Today I encountered a situation where a certain host was unable to
resolve entries in my domain despite the fact that one of my
nameservers was functional. I am wondering if I have stumbled across
a limitation of the DNS protocol, a bug in bind, or if I have subtly
misconfigured something.
The domain in question is in the .to TLD. The authoritative
nameservers for the domain are:
dns1.domain.to
dns1.backup.com
dns2.backup.com
So, when queried for domain.to, the authoritative servers for the .to
domain send back a glue record for dns1.domain.to, but not for
dns1.backup.com or dns2.backup.com.
Somewhere along the line, both dns1.backup.com and dns2.backup.com
fell over. This still left dns1.domain.to up, so I believed that DNS
resolution would continue to work for domain.to. However one of my
client hosts would not resolve hosts inside domain.to.
As it turns out, the .to servers send glue records with a 1D TTL,
while the .com servers send glue records with a 2D TTL.
The client, running bind 8.2.3, had cached the 3 NS entries for
domain.to.
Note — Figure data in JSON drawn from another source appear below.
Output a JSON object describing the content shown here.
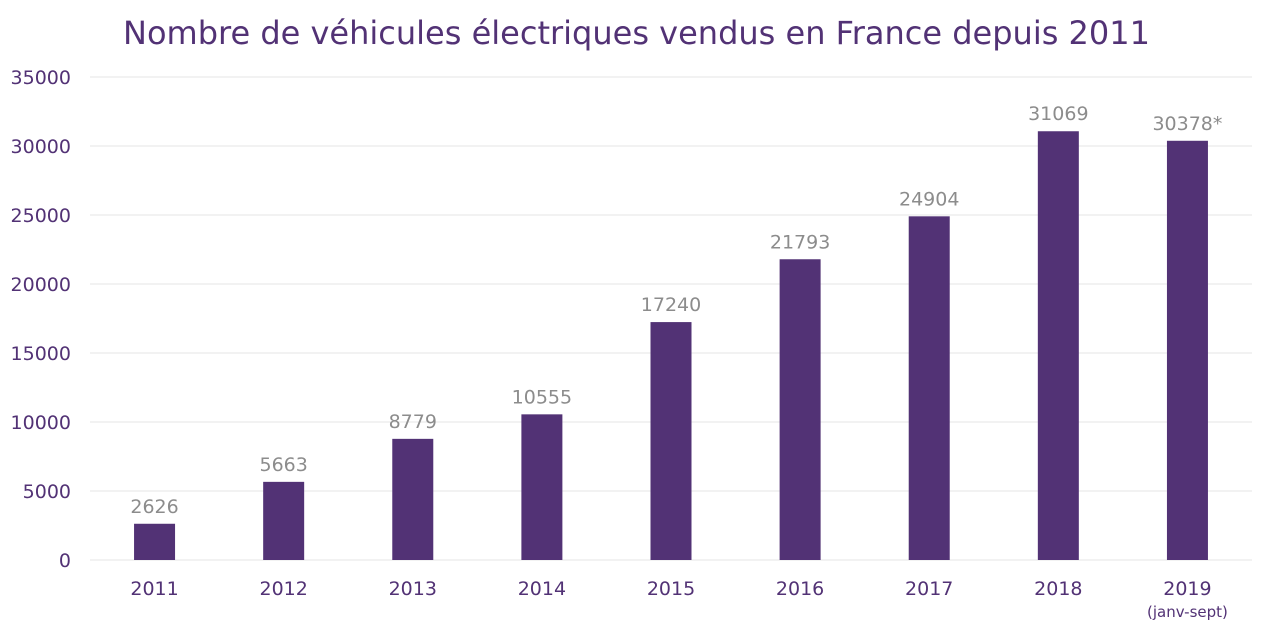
{
  "colors": {
    "bar": "#523275",
    "title": "#523275",
    "axis_text": "#523275",
    "data_label": "#8c8c8c",
    "gridline": "#e6e6e6"
  },
  "chart_data": {
    "type": "bar",
    "title": "Nombre de véhicules électriques vendus en France depuis 2011",
    "xlabel": "",
    "ylabel": "",
    "categories": [
      "2011",
      "2012",
      "2013",
      "2014",
      "2015",
      "2016",
      "2017",
      "2018",
      "2019"
    ],
    "category_notes": [
      "",
      "",
      "",
      "",
      "",
      "",
      "",
      "",
      "(janv-sept)"
    ],
    "values": [
      2626,
      5663,
      8779,
      10555,
      17240,
      21793,
      24904,
      31069,
      30378
    ],
    "data_labels": [
      "2626",
      "5663",
      "8779",
      "10555",
      "17240",
      "21793",
      "24904",
      "31069",
      "30378*"
    ],
    "ylim": [
      0,
      35000
    ],
    "yticks": [
      "0",
      "5000",
      "10000",
      "15000",
      "20000",
      "25000",
      "30000",
      "35000"
    ],
    "grid": true,
    "legend": "none"
  }
}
However, since it had been more than 1 day and less than 2
days since it last queried domain.to, dns1.domain.to's A record had
expired. It was only querying the dns1.backup.com and dns2.backup.com
nameservers, which were of course down. Since it didn't have a valid
A record for dns1.domain.to, it never queried that host, and it chose
not to attempt to refresh that record.
Is this working as designed? Should the expiration of a glue record
when other glue records have a higher TTL prevent that host from being
queried? How can I prevent clients from experiencing this problem in
the future?
--
Pablo
However, BIND 8 lacks what is called "query restart", which means,
basically, that it loses track of where it is in the process of resolving
a query if there are too many steps involved in resolving it. So when
some but not all of the A RRs associated with a given cached NS RRset
happen to be missing, it basically gives up on the query halfway through.
Usually, the "lack of query restart" problem is kludged by the fact that
the client will retry its query and eventually the nameserver will
complete resolution. But that doesn't happen in all cases, and, besides,
oftentimes the application will time out before enough queries are
attempted.
BIND 9 supposedly has query restart, so eventually this problem will go
away.
- Kevin